Erica Jade @_ej_es, krakens y sirenas, Perspectivas

He perdido la cuenta de los años que lleva con nosotros mi sol de madera.  Ninguno de los dos éramos conscientes pero es el símbolo patente de que estoy aquí. Preside el balcón, la parte exterior que la gente ve.

Soy el sol, la fuerza, el masculino que reina durante el día y que consigue que ella se repliegue, casi siempre. Ellos lo notaron; cada hombre que pasó por su cama notó mi presencia. Les desafié, les mire a los ojos, retándolos porque no era un complementario lo que se encontraban, soy un igual. Soy el lobo que les mantenía la mirada y torcía la boca sonriendo socarronamente. Sin pretender someterlos, o rendirlos a mis pies, ahora veo que los asustaba. No era ese juego el que esperaban o querían disfrutar; yo lo convertí en una lucha de poder, un envite que muy pocos se atrevían a aceptar porque, no nos engañemos, si no mostraba abiertamente mi fuerza, mis cojones, ¿cómo, bajo la piel de ella, iban a saber que estaba allí?

Ella dice que es lunática, y doy fe de ello porque la he visto mudar a ritmo de luna. Tiene ciclos, a veces se esconde y otras, arremete contra mí pero su fondo es siempre amoroso y seductor. A ella es a la que veían a ratos y les animaba a dar el paso, aunque la realidad es que conseguí silenciar, casi por completo su esencia los últimos años. O al menos la convencí de que así era. La confundí, y he permanecido camuflado bajo su piel. Se ha dado cuenta, esa diosa que la habita se ha dado cuenta de su poder y ando temiendo que me eche a patadas. Me gusta estar aquí; me hizo un hueco tan confortable que mis huesos se han acoplado a él, he mutado hasta ser una parte de ella y quizás eso sea lo que me salve.

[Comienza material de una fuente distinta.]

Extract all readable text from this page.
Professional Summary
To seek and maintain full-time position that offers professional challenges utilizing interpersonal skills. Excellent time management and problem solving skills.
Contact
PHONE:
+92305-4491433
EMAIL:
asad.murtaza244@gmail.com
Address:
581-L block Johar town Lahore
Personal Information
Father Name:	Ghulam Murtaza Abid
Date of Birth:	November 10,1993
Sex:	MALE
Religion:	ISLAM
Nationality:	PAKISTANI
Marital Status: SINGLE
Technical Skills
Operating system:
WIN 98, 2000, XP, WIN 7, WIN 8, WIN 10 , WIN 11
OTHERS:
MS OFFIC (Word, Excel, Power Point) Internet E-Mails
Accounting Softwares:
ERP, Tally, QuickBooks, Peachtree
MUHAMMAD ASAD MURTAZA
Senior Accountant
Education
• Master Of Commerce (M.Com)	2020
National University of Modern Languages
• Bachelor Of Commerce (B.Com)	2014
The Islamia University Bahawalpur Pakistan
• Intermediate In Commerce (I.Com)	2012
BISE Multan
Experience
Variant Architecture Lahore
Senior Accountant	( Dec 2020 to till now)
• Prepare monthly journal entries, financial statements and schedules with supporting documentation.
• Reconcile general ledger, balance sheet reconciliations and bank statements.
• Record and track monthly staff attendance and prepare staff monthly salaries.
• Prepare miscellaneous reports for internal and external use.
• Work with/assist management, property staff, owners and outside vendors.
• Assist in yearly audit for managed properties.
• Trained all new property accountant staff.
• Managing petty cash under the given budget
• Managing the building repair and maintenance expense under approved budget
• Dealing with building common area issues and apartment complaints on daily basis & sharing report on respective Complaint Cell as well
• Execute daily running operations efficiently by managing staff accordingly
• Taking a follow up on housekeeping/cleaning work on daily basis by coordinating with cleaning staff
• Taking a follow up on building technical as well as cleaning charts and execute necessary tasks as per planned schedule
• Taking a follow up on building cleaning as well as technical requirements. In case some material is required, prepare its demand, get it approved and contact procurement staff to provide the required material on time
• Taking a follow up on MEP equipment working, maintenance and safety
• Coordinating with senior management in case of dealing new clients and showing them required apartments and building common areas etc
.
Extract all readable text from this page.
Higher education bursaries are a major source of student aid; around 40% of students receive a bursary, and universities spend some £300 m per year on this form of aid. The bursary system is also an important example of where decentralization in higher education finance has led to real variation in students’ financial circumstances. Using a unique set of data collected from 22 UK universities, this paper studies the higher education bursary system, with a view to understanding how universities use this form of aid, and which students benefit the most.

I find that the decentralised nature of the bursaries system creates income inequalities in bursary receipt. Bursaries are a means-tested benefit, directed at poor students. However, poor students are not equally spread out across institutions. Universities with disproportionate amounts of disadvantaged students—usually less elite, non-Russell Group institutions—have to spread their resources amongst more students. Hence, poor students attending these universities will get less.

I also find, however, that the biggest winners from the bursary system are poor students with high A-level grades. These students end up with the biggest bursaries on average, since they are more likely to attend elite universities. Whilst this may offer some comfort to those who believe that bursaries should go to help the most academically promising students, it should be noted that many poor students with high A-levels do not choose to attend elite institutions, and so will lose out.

Ahora veo que me buscó, hace mucho, más de lo que ella se ha contado a sí misma. Soy el macho alfa que ella pensó, erróneamente, que se necesitaba en casa: liderar, cuidar, empatizar y casi adelantarse a las posibles necesidades. Me buscó, me acogió y ha crecido confundida sin saber cuánto mostrar de mí o cuándo mostrarlo. Y me crecí, me hice tan grande que a veces perdí la perspectiva arrastrado por su propia confusión. Eso creo, aunque quizá sea que su voluptuosidad femenina es tan potente, su poder como mujer lo sintió tan grande que no supo manejarlo y eligió unas cuantas excusas que decirse para mantenerme con ella.

Ahora se Ve. Yo la Veo. Y como buen macho alfa, por fin, le doy lo que necesita, la escucho y sé lo que debo hacer. Mi papel no es el de controlar ni demostrarle nada, y la veo crecer ante mis ojos, sentirse, y acogerme, mas reclamando amorosamente su espacio. Ha entendido que no necesita echarme para Ser. Ya Es.

Ahora percibo calma, deseo sin lucha, pasión sin reto y me uno a ella en todo eso; alertando si hiciera falta cuando encontremos a esos pseudo machos alfa que creen que embaucando primero y mostrando una cierta e innecesaria dominación, después conseguirán una rendición que les reafirme en su mal entendida masculinidad.

Ella dice que ya, se acabó esta situación. Quizás comienzo a divagar al ir perdiendo terreno, pero lo hago gustoso. La quiero fuerte, segura, muy femenina y sabiendo que puede recurrir a mí cuando lo necesite o le apetezca. Dejemos a esta humana que habitamos procesar este reajuste, esperando encontrar ese equilibrio y mirada nueva deseados por ambos, por la lunática y por mí, en cada encuentro, en cada instante a vivir.